To improve gene delivery efficiency of PEGylated poly(amidoamine) dendrimers in livers and muscles, the roles of syndecan-4 receptor and caveolin-1 protein in the endocytosis of PEGylated generation 5 (G5-PEG) or 7 (G7-PEG) dendrimers and plasmid DNA polyplexes were explored in C2C12 and HepG2 cells. Expression levels of syndecan-4 for both cell lines were downregulated by transfection of the cells with syndecan-4 specific siRNA. Caveolin-1 was upregulated by infecting the cells with adenovirus vector expressed caveolin-1 (Ad-CAV-1). The impact of syndecan-4 and caveolin-1 on endocytosis of G5-PEG/DNA or G7-PEG/DNA polyplexes was then measured by flow cytometry.
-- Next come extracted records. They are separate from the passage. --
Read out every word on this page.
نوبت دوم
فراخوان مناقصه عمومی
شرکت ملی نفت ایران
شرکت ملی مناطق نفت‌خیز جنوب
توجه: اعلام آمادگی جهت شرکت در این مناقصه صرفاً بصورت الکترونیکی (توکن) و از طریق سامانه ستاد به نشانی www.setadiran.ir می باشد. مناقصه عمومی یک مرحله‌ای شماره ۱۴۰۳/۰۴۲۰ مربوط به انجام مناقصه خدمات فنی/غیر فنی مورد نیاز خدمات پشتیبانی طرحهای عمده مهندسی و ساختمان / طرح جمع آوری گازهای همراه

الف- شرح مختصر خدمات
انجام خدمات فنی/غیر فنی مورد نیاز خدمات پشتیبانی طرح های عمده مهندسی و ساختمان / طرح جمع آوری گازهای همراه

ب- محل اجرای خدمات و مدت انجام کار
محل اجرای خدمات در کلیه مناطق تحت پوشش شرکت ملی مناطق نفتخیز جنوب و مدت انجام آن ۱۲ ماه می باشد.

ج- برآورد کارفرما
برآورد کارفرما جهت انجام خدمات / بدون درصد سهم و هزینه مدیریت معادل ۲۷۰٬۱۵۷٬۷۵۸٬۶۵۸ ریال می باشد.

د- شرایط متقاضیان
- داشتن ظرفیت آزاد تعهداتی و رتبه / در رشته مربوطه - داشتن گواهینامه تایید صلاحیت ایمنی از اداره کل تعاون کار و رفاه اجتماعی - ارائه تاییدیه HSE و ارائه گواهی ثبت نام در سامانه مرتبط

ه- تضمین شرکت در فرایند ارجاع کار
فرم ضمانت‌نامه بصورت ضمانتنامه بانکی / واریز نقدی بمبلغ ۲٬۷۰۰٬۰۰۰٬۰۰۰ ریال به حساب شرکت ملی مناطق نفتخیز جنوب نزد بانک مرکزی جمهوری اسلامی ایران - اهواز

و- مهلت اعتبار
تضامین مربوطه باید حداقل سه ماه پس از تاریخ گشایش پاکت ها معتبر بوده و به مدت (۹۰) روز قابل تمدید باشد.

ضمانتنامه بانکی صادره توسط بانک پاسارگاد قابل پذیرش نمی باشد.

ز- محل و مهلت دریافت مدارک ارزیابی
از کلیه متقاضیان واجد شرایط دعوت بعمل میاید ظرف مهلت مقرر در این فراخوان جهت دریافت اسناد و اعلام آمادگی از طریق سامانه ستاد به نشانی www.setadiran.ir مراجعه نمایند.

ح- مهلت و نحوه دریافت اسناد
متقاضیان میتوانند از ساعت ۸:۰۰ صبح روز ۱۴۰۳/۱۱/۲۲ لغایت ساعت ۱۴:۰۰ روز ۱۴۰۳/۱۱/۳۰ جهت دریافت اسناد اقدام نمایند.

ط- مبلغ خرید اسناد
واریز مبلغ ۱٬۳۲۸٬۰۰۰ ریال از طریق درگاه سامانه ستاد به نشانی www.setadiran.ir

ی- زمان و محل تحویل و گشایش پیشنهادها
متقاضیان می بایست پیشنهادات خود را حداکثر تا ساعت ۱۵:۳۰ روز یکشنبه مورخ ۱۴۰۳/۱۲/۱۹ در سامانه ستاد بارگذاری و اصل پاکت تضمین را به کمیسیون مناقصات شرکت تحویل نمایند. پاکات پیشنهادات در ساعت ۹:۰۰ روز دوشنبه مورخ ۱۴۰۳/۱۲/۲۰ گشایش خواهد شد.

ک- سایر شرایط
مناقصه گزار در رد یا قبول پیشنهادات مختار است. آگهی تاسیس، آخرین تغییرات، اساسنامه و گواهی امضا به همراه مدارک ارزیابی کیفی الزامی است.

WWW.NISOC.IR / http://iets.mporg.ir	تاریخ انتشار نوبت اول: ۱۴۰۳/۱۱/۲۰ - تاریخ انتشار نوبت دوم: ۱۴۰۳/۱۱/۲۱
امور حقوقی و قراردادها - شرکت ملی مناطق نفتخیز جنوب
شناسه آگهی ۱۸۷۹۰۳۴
Our results demonstrate that downregulation of syndecan-4 and upregulation of caveolin-1 significantly improved internalization of PEG-PAMAM dendrimer polyplexes in HepG2 cells; however, in C2C12 cells, downregulation of syndecan-4 decreased the internalization of the polyplexes while upregulation of caveolin-1 had no effect on internalization. Gene expression results for G5-PEG/pGFP on the two cell lines exhibited the same trends for syndecan-4 and caveolin-1 as was observed for endocytosis of the polyplexes. This study gives a clue how to take strategies by up- or down-regulation of the expressions of syndecan-4 and caveolin-1 to improve in vivo gene delivery efficiency of the PEG-PAMAM dendrimers in clinical transgenic therapy.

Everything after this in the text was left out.